Las emociones son episodios de cambios afectivos complejos frente a las diferentes circunstancias de la vida. Estas reacciones complejas integran diversos componentes como la activación neurofisiológica y el sentimiento subjetivo interno. Podemos reconsiderarlas, entonces, como una vía alternativa de procesamiento de información al pensamiento consciente más elaborado que orientan, entre otras áreas, el aprendizaje y la toma de decisiones en circunstancias rápidas. Muy lejos de ser un bosquejo desprolijo, desorganizado y espurio de las decisiones racionales, el sistema emocional es un instrumento adaptativo sin el cual nos sería imposible resolver situaciones que exceden las capacidades de análisis lógico-racional, ya sea por carencia de información más detallada o por la velocidad de las circunstancias para las cuales la decisión racional puede llegar a ser muy lenta. La emoción y la cognición no son sistemas separados, y mucho menos opuestos, ya que pueden actuar de forma concertada.

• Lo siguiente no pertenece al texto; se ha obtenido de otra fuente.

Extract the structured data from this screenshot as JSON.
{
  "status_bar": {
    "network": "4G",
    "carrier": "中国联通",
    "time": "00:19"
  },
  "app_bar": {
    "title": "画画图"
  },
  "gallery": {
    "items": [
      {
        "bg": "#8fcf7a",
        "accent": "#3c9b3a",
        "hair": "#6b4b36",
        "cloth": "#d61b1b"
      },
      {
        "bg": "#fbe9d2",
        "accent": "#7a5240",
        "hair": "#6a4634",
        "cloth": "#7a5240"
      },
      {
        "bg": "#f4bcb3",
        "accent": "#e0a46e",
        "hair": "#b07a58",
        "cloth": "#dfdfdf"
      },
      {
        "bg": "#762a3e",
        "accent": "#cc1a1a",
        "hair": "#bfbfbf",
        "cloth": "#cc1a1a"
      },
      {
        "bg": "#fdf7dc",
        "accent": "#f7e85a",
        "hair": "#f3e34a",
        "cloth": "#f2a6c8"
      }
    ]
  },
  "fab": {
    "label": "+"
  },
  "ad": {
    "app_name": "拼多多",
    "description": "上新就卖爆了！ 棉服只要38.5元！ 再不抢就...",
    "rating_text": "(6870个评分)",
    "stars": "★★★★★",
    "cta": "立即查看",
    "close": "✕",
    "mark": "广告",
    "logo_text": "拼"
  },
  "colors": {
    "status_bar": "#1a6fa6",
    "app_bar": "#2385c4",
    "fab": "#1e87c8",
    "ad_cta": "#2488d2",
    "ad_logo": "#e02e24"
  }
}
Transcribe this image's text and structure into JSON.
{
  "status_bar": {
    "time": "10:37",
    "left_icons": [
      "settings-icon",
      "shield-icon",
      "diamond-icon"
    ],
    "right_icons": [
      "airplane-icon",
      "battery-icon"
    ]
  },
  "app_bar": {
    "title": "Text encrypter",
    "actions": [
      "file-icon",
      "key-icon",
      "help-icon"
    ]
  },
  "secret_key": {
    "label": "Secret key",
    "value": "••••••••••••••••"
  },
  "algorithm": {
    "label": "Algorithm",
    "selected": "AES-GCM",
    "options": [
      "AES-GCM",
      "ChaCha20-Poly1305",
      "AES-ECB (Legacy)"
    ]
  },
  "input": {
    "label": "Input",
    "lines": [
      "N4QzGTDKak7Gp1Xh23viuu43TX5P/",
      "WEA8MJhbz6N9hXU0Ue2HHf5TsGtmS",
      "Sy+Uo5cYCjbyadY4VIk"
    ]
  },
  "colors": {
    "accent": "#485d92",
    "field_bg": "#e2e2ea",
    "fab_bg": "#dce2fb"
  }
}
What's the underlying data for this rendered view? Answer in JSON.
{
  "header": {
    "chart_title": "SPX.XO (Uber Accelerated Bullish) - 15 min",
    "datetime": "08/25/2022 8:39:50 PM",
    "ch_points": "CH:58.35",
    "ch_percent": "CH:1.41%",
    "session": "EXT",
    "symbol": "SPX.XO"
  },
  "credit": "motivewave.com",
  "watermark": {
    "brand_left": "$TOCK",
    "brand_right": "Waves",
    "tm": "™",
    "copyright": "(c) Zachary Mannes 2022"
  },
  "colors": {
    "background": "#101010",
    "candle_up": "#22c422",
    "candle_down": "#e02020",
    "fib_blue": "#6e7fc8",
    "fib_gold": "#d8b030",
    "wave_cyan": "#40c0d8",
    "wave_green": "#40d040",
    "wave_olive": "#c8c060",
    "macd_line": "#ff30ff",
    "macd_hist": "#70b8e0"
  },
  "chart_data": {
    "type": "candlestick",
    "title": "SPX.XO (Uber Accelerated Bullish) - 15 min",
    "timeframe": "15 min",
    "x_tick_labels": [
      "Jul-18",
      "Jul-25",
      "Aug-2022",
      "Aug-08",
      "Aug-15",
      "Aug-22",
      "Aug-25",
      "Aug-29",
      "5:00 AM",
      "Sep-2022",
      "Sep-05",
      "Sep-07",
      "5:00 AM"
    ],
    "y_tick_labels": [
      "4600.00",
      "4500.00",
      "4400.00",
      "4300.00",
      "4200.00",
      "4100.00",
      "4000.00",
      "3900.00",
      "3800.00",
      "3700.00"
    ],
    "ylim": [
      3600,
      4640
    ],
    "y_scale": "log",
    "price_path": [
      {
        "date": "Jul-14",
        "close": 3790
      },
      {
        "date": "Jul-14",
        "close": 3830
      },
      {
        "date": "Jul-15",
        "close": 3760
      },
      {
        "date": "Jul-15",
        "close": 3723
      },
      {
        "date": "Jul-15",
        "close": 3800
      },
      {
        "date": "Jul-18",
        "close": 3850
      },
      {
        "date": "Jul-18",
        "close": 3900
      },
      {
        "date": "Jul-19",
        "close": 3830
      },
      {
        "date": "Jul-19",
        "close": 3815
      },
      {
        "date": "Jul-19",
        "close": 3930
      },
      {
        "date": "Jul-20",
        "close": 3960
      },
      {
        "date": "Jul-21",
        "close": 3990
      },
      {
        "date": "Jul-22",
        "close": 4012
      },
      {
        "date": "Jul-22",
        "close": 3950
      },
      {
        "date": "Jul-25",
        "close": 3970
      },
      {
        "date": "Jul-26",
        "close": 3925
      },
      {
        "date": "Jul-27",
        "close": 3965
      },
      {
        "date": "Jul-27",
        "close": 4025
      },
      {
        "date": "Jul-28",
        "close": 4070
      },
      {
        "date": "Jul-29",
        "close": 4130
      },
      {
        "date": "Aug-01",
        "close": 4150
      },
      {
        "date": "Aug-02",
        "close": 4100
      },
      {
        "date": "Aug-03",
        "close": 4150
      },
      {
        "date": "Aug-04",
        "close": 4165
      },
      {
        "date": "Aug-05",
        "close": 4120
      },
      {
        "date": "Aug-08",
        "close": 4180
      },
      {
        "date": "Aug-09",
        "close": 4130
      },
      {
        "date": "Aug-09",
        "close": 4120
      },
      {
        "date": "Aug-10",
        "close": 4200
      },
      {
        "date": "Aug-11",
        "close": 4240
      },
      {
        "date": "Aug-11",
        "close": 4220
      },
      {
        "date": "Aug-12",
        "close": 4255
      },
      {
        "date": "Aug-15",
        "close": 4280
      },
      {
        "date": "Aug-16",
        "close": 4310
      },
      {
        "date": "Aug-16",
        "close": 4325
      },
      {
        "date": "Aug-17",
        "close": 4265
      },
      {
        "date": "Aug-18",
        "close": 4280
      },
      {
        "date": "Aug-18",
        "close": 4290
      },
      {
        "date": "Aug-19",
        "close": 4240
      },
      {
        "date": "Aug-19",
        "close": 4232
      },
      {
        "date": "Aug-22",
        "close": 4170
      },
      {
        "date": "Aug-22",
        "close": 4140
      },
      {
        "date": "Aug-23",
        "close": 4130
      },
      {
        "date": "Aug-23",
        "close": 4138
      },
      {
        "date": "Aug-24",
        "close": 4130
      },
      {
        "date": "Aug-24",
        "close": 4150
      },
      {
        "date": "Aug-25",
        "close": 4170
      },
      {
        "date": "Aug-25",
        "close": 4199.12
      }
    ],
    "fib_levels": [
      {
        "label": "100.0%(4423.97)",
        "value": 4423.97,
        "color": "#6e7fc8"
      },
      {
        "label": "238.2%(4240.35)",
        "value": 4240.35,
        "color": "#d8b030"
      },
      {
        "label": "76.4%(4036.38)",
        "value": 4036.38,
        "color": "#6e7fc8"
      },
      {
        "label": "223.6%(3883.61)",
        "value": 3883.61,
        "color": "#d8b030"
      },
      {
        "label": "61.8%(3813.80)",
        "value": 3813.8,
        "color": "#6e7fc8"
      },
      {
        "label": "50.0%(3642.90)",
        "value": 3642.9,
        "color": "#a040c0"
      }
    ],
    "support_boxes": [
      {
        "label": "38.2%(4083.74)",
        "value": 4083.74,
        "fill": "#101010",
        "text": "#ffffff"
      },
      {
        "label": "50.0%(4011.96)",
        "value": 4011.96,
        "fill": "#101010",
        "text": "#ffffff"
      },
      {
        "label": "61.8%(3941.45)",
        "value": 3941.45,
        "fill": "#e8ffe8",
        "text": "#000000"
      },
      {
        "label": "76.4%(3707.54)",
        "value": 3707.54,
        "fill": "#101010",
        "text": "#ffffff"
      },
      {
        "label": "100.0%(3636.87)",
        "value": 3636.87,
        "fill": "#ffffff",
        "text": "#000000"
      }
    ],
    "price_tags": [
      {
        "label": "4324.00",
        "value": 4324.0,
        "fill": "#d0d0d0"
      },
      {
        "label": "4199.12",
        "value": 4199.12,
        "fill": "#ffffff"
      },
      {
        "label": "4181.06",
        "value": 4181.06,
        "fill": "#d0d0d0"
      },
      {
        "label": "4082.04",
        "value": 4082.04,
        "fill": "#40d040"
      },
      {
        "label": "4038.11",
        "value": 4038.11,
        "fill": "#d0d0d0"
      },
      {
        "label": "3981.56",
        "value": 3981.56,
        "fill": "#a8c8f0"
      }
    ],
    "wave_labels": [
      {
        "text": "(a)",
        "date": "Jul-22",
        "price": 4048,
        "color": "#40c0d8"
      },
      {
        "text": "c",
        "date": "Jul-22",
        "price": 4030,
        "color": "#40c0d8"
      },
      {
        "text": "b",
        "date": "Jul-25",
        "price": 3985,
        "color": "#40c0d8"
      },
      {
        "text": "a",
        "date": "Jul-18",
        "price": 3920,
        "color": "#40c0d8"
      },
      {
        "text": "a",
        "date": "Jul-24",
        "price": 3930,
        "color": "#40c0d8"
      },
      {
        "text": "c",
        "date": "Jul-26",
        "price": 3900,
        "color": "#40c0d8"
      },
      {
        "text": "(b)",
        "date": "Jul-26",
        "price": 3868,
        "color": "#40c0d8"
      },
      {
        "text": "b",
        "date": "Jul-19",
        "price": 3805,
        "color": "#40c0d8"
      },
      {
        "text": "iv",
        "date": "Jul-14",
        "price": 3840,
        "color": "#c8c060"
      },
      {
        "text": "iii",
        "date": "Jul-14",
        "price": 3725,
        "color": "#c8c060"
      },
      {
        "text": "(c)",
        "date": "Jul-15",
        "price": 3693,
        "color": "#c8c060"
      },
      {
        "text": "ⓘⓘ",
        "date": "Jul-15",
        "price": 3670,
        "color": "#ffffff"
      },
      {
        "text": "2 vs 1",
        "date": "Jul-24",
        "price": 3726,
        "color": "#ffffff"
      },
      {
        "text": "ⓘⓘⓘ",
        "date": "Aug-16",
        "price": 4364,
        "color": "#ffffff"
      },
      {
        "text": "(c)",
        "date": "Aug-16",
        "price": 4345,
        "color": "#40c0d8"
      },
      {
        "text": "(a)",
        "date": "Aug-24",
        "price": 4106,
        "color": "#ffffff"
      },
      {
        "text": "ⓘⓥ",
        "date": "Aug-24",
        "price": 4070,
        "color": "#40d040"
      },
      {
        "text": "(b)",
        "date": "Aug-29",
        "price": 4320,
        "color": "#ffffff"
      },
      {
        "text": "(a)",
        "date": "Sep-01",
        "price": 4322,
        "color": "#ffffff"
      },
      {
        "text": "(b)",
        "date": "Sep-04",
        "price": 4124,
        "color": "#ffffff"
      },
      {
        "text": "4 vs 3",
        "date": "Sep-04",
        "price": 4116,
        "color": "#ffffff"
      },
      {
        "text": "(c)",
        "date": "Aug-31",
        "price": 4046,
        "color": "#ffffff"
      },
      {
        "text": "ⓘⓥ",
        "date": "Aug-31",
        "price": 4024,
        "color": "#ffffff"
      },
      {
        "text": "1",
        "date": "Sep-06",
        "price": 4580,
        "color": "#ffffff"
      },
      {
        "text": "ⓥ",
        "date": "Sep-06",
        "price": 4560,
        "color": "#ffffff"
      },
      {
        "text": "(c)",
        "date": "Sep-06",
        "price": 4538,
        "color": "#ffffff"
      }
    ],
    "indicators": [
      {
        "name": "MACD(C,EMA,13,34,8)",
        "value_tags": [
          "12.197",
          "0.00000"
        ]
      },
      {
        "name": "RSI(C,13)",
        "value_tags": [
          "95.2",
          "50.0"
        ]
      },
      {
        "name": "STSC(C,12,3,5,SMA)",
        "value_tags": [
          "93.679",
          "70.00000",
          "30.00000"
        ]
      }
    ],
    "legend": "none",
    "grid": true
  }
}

Una pregunta que queda por responder es si las emociones siguen resultando un elemento “incontrolable” de nuestra conducta. Las personas influimos en nuestras emociones en diferentes aspectos, como por ejemplo en qué emociones tenemos, cuándo las tenemos, o cómo las experimentamos y expresamos. Las emociones pueden ser más bien “automáticas” y fijas en su patrón de disparo (cuando se produce regularmente una misma emoción frente a un mismo estímulo) o bien pueden resultar de un proceso “cognitivo” más elaborado. En cualquiera de los casos, sin embargo, las personas somos capaces de “operar” sobre nuestras emociones, aunque más no sea sobre sus resultados finales. En muchos casos no podemos inhibir su disparo, pero podemos intentar torcer su curso para disimularlas o atenuarlas, puesto que las emociones constituyen un proceso dinámico en el tiempo. Las emociones no nos obligan, en la mayoría de los casos, a actuar de un modo específico, sino que vuelven más probable un tipo de respuesta. Con un cierto esfuerzo o preparación es posible bloquear o cambiar la conducta “favorecida” por la emoción disparada. Por el contrario, en la medida que reconocemos las circunstancias que disparan determinadas emociones negativas, podemos aprender a evitar los contextos o situaciones que se asocian a dichas emociones, de modo tal de disminuir la probabilidad de su aparición y regular así el episodio emocional desde su origen.
Esta transformación cognitiva de la experiencia emocional se denomina “reevaluación” y consiste en la selección de un sentido determinado para la situación que gatilla una emoción. Se trata, ni más ni menos, de cambiar la manera en que sentimos al cambiar la manera en que pensamos.